#palmoil
Malaysian palm oil futures rose to their highest in two months on tight physical supplies of the tropical oil and as competing vegetable oils on China's Dalian Commodity Exchange also gained.
Benchmark palm oil futures for October delivery on the Bursa Malaysia Derivatives Exchange were up 1.1% at RM2,466 (US$612) per tonne on Tuesday evening.
Palm earlier hit an intraday high of RM2,490, its highest since June 15, and charted a seventh winning session out of the past eight.
Traded volumes stood at 40,029 lots of 25 tonnes each at the end of the trading day, below the 2015 average of 44,600.
"There's some nearby tightness in the market," said a futures trader in Kuala Lumpur, attributing it to better demand.
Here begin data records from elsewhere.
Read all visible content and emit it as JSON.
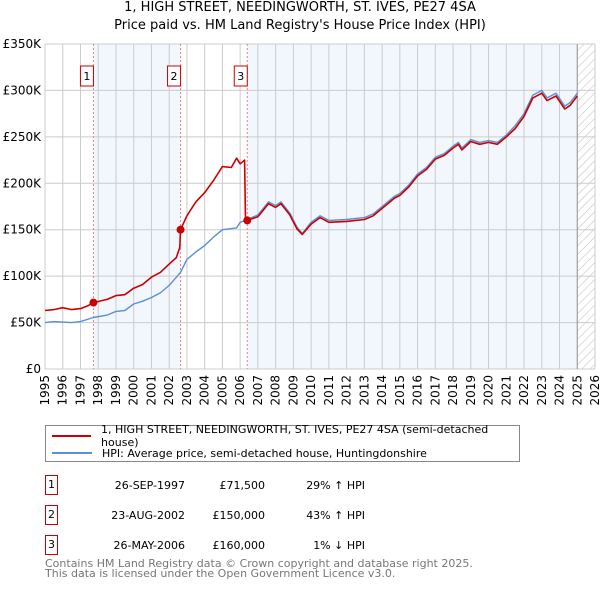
{
  "title_line1": "1, HIGH STREET, NEEDINGWORTH, ST. IVES, PE27 4SA",
  "title_line2": "Price paid vs. HM Land Registry's House Price Index (HPI)",
  "chart_data": {
    "type": "line",
    "title": "1, HIGH STREET, NEEDINGWORTH, ST. IVES, PE27 4SA — Price paid vs. HM Land Registry's House Price Index (HPI)",
    "xlim": [
      1995,
      2026
    ],
    "ylim": [
      0,
      350000
    ],
    "x_ticks": [
      "1995",
      "1996",
      "1997",
      "1998",
      "1999",
      "2000",
      "2001",
      "2002",
      "2003",
      "2004",
      "2005",
      "2006",
      "2007",
      "2008",
      "2009",
      "2010",
      "2011",
      "2012",
      "2013",
      "2014",
      "2015",
      "2016",
      "2017",
      "2018",
      "2019",
      "2020",
      "2021",
      "2022",
      "2023",
      "2024",
      "2025",
      "2026"
    ],
    "y_ticks": [
      {
        "v": 0,
        "label": "£0"
      },
      {
        "v": 50000,
        "label": "£50K"
      },
      {
        "v": 100000,
        "label": "£100K"
      },
      {
        "v": 150000,
        "label": "£150K"
      },
      {
        "v": 200000,
        "label": "£200K"
      },
      {
        "v": 250000,
        "label": "£250K"
      },
      {
        "v": 300000,
        "label": "£300K"
      },
      {
        "v": 350000,
        "label": "£350K"
      }
    ],
    "grid": true,
    "data_end_year": 2025.0,
    "series": [
      {
        "name": "1, HIGH STREET, NEEDINGWORTH, ST. IVES, PE27 4SA (semi-detached house)",
        "color": "#cc0000",
        "points": [
          [
            1995,
            63000
          ],
          [
            1995.5,
            64000
          ],
          [
            1996,
            66000
          ],
          [
            1996.5,
            64000
          ],
          [
            1997,
            65000
          ],
          [
            1997.4,
            68000
          ],
          [
            1997.73,
            71500
          ],
          [
            1998.5,
            75000
          ],
          [
            1999,
            79000
          ],
          [
            1999.5,
            80000
          ],
          [
            2000,
            87000
          ],
          [
            2000.5,
            91000
          ],
          [
            2001,
            99000
          ],
          [
            2001.5,
            104000
          ],
          [
            2002,
            113000
          ],
          [
            2002.4,
            120000
          ],
          [
            2002.6,
            131000
          ],
          [
            2002.64,
            150000
          ],
          [
            2003,
            165000
          ],
          [
            2003.5,
            180000
          ],
          [
            2004,
            190000
          ],
          [
            2004.5,
            203000
          ],
          [
            2005,
            218000
          ],
          [
            2005.5,
            217000
          ],
          [
            2005.8,
            227000
          ],
          [
            2006.0,
            221000
          ],
          [
            2006.25,
            225000
          ],
          [
            2006.3,
            160000
          ],
          [
            2006.4,
            160000
          ],
          [
            2007,
            164000
          ],
          [
            2007.6,
            178000
          ],
          [
            2008,
            174000
          ],
          [
            2008.3,
            178000
          ],
          [
            2008.8,
            166000
          ],
          [
            2009.2,
            151000
          ],
          [
            2009.5,
            145000
          ],
          [
            2010,
            156000
          ],
          [
            2010.5,
            163000
          ],
          [
            2011,
            158000
          ],
          [
            2012,
            159000
          ],
          [
            2013,
            161000
          ],
          [
            2013.5,
            165000
          ],
          [
            2014,
            173000
          ],
          [
            2014.7,
            184000
          ],
          [
            2015,
            187000
          ],
          [
            2015.5,
            196000
          ],
          [
            2016,
            208000
          ],
          [
            2016.5,
            215000
          ],
          [
            2017,
            226000
          ],
          [
            2017.5,
            230000
          ],
          [
            2018,
            238000
          ],
          [
            2018.3,
            242000
          ],
          [
            2018.5,
            236000
          ],
          [
            2019,
            245000
          ],
          [
            2019.5,
            242000
          ],
          [
            2020,
            244000
          ],
          [
            2020.5,
            242000
          ],
          [
            2021,
            250000
          ],
          [
            2021.5,
            259000
          ],
          [
            2022,
            272000
          ],
          [
            2022.5,
            292000
          ],
          [
            2023,
            297000
          ],
          [
            2023.3,
            289000
          ],
          [
            2023.8,
            294000
          ],
          [
            2024.3,
            280000
          ],
          [
            2024.6,
            284000
          ],
          [
            2025,
            294000
          ]
        ]
      },
      {
        "name": "HPI: Average price, semi-detached house, Huntingdonshire",
        "color": "#5b8fd6",
        "points": [
          [
            1995,
            50000
          ],
          [
            1995.5,
            51000
          ],
          [
            1996,
            50500
          ],
          [
            1996.5,
            50000
          ],
          [
            1997,
            51000
          ],
          [
            1997.73,
            55500
          ],
          [
            1998.5,
            58000
          ],
          [
            1999,
            62000
          ],
          [
            1999.5,
            63000
          ],
          [
            2000,
            70000
          ],
          [
            2000.5,
            73000
          ],
          [
            2001,
            77000
          ],
          [
            2001.5,
            82000
          ],
          [
            2002,
            90000
          ],
          [
            2002.64,
            104000
          ],
          [
            2003,
            118000
          ],
          [
            2003.5,
            126000
          ],
          [
            2004,
            133000
          ],
          [
            2004.5,
            142000
          ],
          [
            2005,
            150000
          ],
          [
            2005.8,
            152000
          ],
          [
            2006,
            158000
          ],
          [
            2006.4,
            161000
          ],
          [
            2007,
            166000
          ],
          [
            2007.6,
            180000
          ],
          [
            2008,
            176000
          ],
          [
            2008.3,
            180000
          ],
          [
            2008.8,
            168000
          ],
          [
            2009.2,
            153000
          ],
          [
            2009.5,
            146000
          ],
          [
            2010,
            158000
          ],
          [
            2010.5,
            165000
          ],
          [
            2011,
            160000
          ],
          [
            2012,
            161000
          ],
          [
            2013,
            163000
          ],
          [
            2013.5,
            167000
          ],
          [
            2014,
            175000
          ],
          [
            2014.7,
            186000
          ],
          [
            2015,
            189000
          ],
          [
            2015.5,
            198000
          ],
          [
            2016,
            210000
          ],
          [
            2016.5,
            217000
          ],
          [
            2017,
            228000
          ],
          [
            2017.5,
            232000
          ],
          [
            2018,
            240000
          ],
          [
            2018.3,
            244000
          ],
          [
            2018.5,
            238000
          ],
          [
            2019,
            247000
          ],
          [
            2019.5,
            244000
          ],
          [
            2020,
            246000
          ],
          [
            2020.5,
            244000
          ],
          [
            2021,
            252000
          ],
          [
            2021.5,
            262000
          ],
          [
            2022,
            275000
          ],
          [
            2022.5,
            295000
          ],
          [
            2023,
            300000
          ],
          [
            2023.3,
            292000
          ],
          [
            2023.8,
            297000
          ],
          [
            2024.3,
            283000
          ],
          [
            2024.6,
            287000
          ],
          [
            2025,
            297000
          ]
        ]
      }
    ],
    "sales": [
      {
        "label": "1",
        "year": 1997.73,
        "price": 71500
      },
      {
        "label": "2",
        "year": 2002.64,
        "price": 150000
      },
      {
        "label": "3",
        "year": 2006.4,
        "price": 160000
      }
    ]
  },
  "legend": {
    "red_label": "1, HIGH STREET, NEEDINGWORTH, ST. IVES, PE27 4SA (semi-detached house)",
    "blue_label": "HPI: Average price, semi-detached house, Huntingdonshire"
  },
  "transactions": [
    {
      "num": "1",
      "date": "26-SEP-1997",
      "price": "£71,500",
      "hpi": "29% ↑ HPI"
    },
    {
      "num": "2",
      "date": "23-AUG-2002",
      "price": "£150,000",
      "hpi": "43% ↑ HPI"
    },
    {
      "num": "3",
      "date": "26-MAY-2006",
      "price": "£160,000",
      "hpi": "1% ↓ HPI"
    }
  ],
  "footer": {
    "line1": "Contains HM Land Registry data © Crown copyright and database right 2025.",
    "line2": "This data is licensed under the Open Government Licence v3.0."
  }
}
"There's slower growth in production also."
A Reuters poll forecast Malaysia's palm oil output for July to grow 3.8% month-on-month to 1.59 million tonnes, it's strongest production levels since November but the weakest level for July since 2010.
Palm oil seasonally sees output rise during the second and third quarters of the year. However, dry weather caused by the El Nino weather phenomenon earlier this year has limited palm fruit yields and lowered output across Indonesia and Malaysia. The weather event brings scorching heat across Southeast Asia, damaging crops and lowering yield.
The poll had also forecast Malaysia's shipments to rise 13.9% from June to 1.29 million tonnes, in line with export data from cargo surveyors.
Societe Generale de Surveillance reported a 15.4% rise for the full month of July, while Intertek Testing Services showed a 12.7% gain in exports.
Official government data from the Malaysia Palm Oil Board is scheduled for release on Wednesday, after 0430 GMT.
Palm was also supported by stronger rival oils on the Dalian Commodity Exchange. It's January soybean oil contract was up 1.5%, while the January contract for refined, bleached and deodorized palm olein surged 2.5%.
In other related vegetable oils, the Chicago Board of Trade soybean oil contract for December was up 0.2%.